Além disso, essas notas foram emitidas em junho de 2012. O GDF mandou o comunicado acima em maio de 2014. Ou seja, levou quase dois anos para prestar alguma satisfação (pífia, ainda por cima).
Essa é uma das várias razões pelas quais não vale mais a pena pedir Nota Legal. Depois que o GDF incutiu o hábito nos cidadãos, preferiu adotar a política do “se vira aí”, dificultando ao máximo o recebimento dos créditos e minimizando os benefícios. Senão, vejamos algumas das modificações introduzidas nos últimos anos:
É necessário ir à Secretaria de Receita entregar pessoalmente, de tempos em tempos, as notas e cupons fiscais contestados e não regularizados pelas empresas. O que sempre foi ruim ficou pior, com a exigência de se juntar cópia de todos os cupons (no início essa exigência era restrita apenas às notas fiscais, que são bem mais raras no dia-a-dia) e com o encurtamento do prazo que o cidadão tem para comparecer, uma vez notificado.
O consumidor será notificado por email (e quem não tem ou não usa?) para apresentar os comprovantes fiscais, terá que imprimir uma declaração (e quem não tem impressora?) e dirigir-se a uma das raras agências de atendimento espalhadas pelo DF (nove no total – no plano piloto e adjacências, só há uma – e o gasto de passagem ou combustível?), que só funcionam de 12h30m a 18h30m, nos dias úteis (e quem trabalha nesse horário?).
O montante de créditos repassado ao consumidor caiu drasticamente, graças a mudanças que atingiram, principalmente (mas não com exclusividade), compras em supermercados, um dos gastos principais das famílias. Em 2014, os consumidores receberam de volta metade do valor que obtiveram em 2013, ou até menos. E isso depois de ter a trabalheira acima. Se o consumidor não se der ao trabalho de guardar notas e cupons, fazer as reclamações online e apresentar os comprovantes no prazo, recebe uma fração desse valor.
Nem vale a pena mencionar como a instabilidade do site dedicado ao Nota Legal aumentou.
O tempo para avaliar as contestações é enorme. Não raro, o GDF pede ao consumidor um cupom fiscal que foi emitido há mais de um ano.

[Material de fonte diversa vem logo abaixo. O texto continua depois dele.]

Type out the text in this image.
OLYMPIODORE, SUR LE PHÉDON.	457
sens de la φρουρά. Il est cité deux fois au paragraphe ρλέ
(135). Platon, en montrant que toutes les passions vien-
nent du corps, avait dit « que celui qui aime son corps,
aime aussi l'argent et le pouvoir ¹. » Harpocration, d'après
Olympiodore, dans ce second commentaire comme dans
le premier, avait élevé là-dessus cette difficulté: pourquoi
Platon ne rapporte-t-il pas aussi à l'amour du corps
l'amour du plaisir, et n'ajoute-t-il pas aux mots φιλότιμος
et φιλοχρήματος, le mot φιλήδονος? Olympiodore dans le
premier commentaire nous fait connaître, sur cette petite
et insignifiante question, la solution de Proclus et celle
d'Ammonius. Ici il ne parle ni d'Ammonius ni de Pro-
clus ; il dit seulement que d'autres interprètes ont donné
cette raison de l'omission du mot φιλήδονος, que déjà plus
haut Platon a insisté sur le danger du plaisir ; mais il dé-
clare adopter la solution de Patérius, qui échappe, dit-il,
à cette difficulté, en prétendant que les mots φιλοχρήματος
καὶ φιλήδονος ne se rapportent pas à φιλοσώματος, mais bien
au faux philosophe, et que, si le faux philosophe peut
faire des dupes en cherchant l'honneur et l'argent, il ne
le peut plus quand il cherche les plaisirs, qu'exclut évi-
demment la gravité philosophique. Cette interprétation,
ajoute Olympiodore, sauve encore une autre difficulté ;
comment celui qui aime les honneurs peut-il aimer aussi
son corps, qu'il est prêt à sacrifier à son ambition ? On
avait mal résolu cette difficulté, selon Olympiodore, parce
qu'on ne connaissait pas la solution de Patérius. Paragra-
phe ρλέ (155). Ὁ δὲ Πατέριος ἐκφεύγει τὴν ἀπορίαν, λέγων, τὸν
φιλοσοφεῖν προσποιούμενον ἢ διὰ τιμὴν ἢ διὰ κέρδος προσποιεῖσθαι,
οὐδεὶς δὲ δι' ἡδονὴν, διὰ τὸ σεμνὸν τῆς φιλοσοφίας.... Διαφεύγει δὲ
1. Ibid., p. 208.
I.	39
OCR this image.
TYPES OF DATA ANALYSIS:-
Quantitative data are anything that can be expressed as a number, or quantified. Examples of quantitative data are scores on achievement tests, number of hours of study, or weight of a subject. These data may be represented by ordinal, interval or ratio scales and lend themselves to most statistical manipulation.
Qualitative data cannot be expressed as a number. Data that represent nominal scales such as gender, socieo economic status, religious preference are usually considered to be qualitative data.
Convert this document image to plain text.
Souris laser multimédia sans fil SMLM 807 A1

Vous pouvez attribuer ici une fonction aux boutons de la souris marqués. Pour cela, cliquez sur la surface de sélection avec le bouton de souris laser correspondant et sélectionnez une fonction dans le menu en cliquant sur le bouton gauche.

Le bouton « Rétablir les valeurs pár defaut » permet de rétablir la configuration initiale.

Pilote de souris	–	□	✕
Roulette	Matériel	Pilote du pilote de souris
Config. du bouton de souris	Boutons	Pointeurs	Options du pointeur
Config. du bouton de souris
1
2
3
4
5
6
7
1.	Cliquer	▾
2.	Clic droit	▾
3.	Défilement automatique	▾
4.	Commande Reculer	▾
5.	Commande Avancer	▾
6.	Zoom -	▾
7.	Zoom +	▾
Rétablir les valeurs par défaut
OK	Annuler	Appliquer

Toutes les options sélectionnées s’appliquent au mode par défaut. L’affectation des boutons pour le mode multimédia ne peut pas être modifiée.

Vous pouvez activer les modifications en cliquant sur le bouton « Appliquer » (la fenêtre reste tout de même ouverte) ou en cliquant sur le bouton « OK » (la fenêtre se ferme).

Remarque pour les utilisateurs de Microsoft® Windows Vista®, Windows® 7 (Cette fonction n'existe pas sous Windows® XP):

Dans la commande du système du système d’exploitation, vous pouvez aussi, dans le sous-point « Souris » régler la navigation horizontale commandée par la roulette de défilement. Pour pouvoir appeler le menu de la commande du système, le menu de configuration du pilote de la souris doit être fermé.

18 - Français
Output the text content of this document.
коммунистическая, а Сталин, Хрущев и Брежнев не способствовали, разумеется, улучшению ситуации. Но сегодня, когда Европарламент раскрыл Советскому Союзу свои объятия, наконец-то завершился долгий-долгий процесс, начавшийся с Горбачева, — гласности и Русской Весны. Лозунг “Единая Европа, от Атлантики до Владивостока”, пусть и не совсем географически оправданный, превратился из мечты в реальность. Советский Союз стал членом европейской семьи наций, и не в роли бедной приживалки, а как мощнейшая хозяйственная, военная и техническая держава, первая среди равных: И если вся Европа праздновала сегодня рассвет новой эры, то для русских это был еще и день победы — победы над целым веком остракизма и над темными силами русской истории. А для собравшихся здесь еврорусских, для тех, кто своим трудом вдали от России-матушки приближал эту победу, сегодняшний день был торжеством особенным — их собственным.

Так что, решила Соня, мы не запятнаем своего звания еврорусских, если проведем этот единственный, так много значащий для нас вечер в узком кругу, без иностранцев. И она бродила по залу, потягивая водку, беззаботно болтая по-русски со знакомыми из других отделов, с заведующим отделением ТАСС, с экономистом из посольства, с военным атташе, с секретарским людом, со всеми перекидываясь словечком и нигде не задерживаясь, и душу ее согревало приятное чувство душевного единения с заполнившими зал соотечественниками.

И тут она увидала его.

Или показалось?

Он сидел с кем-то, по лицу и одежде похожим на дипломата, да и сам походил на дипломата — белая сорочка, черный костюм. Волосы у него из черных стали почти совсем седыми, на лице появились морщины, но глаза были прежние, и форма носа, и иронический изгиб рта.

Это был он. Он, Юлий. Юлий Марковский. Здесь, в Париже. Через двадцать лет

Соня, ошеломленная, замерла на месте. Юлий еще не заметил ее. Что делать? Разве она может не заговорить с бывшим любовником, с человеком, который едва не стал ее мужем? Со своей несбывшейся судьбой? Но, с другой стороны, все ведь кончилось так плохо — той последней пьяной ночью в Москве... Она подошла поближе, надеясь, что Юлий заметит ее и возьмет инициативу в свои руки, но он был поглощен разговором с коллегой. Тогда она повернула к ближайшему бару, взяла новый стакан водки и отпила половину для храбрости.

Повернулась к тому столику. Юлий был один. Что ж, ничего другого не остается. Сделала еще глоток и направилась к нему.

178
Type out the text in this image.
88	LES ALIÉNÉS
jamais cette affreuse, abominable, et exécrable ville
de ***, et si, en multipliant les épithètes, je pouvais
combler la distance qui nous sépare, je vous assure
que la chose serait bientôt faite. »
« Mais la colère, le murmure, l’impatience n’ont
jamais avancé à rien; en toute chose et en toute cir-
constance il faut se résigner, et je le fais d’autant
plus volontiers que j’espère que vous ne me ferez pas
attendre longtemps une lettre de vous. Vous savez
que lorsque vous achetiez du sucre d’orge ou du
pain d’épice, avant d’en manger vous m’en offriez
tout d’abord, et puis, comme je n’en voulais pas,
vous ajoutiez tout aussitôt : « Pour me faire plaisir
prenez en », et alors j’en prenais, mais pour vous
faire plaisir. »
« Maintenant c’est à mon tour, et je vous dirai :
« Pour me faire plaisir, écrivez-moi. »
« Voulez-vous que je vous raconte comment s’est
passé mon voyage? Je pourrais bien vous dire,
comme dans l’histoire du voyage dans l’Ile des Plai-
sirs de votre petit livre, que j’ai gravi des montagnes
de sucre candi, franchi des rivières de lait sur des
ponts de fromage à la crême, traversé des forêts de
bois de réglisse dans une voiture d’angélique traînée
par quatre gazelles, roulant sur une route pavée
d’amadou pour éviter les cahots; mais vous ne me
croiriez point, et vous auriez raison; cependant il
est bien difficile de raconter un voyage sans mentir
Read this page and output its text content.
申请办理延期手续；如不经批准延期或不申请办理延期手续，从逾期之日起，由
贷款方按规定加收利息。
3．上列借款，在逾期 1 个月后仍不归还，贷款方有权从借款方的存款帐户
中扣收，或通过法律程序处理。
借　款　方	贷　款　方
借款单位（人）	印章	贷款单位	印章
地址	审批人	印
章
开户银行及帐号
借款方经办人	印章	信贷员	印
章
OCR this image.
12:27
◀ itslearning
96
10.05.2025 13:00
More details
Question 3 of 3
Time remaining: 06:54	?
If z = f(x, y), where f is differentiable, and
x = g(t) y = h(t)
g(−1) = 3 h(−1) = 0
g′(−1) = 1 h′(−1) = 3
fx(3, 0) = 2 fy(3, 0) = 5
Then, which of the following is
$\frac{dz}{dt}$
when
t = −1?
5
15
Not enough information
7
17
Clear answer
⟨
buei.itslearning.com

Outras vezes, demora dois anos, como no caso acima… e sai-se com essa resposta mequetrefe.
Continuo pedindo a Nota Legal (e ainda atualizo a lista de estabelecimentos que fazem os lançamentos regularmente), mas não perco mais meu tempo e dinheiro apresentando os comprovantes quando as empresas não fazem a parte delas. Aliás, algumas que costumavamlançar tudo direitinho estão parando de fazê-lo – provavelmente porque já perceberam que o GDF não fiscaliza e que os consumidores não têm mais paciência pra desempenhar uma função que, afinal de contas, é do governo.
Se o GDF quer que os cidadãos trabalhem pra ele, deveria ao menos facilitar-lhes o processo – e remunerá-los adequadamente. Ou, pra usar um ditado popular (muitas vezes citado em contexto negativo): quem quer rir, tem que fazer rir.